With the aid of a procedure known as endodontic therapy, you no longer have to undergo a tooth extraction to effectively treat your badly decayed tooth.
To attain a clear understanding of endodontic therapy, you may refer to the facts that we have listed below.
Endodontic therapy is a process that involves ridding your decayed tooth of its infected pulp as well as disinfecting, shaping, and covering that tooth’s canals.
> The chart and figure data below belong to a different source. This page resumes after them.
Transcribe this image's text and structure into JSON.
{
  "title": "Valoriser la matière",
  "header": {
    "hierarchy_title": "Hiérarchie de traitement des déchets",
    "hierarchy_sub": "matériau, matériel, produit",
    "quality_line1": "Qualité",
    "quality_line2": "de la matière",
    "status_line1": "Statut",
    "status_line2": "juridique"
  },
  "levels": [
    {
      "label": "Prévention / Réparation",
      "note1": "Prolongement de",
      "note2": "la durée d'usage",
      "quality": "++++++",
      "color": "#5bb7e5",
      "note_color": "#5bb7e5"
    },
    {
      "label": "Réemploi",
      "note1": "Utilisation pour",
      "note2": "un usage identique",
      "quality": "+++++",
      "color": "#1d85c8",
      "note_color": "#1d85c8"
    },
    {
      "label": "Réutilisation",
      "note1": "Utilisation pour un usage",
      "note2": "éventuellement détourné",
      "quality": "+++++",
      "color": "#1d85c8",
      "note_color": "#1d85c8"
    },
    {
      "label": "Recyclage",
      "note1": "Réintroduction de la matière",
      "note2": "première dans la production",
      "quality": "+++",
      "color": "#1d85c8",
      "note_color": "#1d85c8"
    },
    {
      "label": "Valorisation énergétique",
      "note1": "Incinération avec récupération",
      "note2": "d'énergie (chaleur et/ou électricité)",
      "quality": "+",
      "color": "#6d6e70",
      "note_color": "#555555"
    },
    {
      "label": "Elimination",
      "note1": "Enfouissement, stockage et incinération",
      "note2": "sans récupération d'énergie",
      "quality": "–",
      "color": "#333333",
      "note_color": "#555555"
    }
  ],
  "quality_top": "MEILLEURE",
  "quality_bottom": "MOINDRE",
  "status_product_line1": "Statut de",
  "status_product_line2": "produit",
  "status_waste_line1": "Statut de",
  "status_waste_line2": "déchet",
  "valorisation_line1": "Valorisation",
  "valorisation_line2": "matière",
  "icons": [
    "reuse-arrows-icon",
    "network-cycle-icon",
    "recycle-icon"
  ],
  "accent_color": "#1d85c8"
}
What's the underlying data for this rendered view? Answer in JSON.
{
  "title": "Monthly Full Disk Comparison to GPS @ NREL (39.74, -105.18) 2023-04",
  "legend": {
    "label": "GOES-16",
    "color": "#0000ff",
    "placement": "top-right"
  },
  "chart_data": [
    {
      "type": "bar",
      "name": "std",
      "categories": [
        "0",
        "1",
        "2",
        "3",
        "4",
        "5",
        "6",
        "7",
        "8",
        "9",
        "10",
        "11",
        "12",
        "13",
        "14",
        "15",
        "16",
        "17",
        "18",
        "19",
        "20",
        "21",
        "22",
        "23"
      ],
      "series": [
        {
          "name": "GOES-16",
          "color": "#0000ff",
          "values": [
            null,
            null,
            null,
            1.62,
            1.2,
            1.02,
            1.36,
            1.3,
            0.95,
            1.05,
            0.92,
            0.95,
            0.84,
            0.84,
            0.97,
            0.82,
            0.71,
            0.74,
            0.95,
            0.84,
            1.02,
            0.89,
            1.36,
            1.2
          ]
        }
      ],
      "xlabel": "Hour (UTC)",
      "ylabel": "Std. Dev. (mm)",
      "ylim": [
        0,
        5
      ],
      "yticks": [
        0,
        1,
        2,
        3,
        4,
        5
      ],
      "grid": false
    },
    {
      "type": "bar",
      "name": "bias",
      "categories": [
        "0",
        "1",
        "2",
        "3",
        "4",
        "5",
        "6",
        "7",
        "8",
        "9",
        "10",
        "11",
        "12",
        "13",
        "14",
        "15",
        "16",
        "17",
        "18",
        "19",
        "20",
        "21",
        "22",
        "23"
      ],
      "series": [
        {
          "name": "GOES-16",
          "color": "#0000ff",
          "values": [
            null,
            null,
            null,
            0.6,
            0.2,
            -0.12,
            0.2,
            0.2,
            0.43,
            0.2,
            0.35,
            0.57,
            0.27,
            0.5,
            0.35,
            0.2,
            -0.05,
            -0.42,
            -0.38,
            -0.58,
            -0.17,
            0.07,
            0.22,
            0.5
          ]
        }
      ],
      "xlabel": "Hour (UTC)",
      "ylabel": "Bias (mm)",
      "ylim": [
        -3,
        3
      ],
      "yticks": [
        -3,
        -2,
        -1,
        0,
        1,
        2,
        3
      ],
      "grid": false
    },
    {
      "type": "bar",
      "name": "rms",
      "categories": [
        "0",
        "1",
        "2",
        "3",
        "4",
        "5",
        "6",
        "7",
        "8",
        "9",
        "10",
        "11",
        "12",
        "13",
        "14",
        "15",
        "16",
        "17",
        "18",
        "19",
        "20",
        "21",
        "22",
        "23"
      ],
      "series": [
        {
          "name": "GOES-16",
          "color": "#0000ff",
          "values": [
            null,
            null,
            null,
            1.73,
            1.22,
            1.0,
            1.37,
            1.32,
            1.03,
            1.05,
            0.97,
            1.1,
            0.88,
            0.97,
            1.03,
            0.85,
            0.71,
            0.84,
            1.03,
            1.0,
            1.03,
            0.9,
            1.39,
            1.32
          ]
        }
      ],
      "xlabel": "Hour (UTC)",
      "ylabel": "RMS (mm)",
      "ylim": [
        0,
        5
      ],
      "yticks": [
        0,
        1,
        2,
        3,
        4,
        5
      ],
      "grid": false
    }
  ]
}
Conducting endodontic therapy
During endodontic therapy, your dentist first finds out if the bone that surrounds your affected tooth is infected through X-rays. Upon evaluating your tooth, your dentist anesthetizes it and the surrounding tissues. He then uses a sheet of rubber to isolate your tooth. As soon as your tooth is isolated, your dentist creates an opening on it before proceeding to remove its pulp using small dental instruments. After extracting the pulp, your dentist applies antiseptic and antibacterial solutions to your tooth’s canals to eliminate bacteria from them. Once the canals are clean, your dentist shapes them. When your dentist finishes shaping the canals, he uses a root canal sealer and tooth-colored filling to cover them and the hole on your tooth respectively. Finally, your dentist covers your tooth with a crown to provide it with the necessary protection against further decay.
Risks of endodontic therapy
- Your endodontically restored tooth may initially be more sensitive than your other teeth.
- Lifespan of an endodontically restored tooth
- Just like your natural teeth, an endodontically restored tooth can last a lifetime.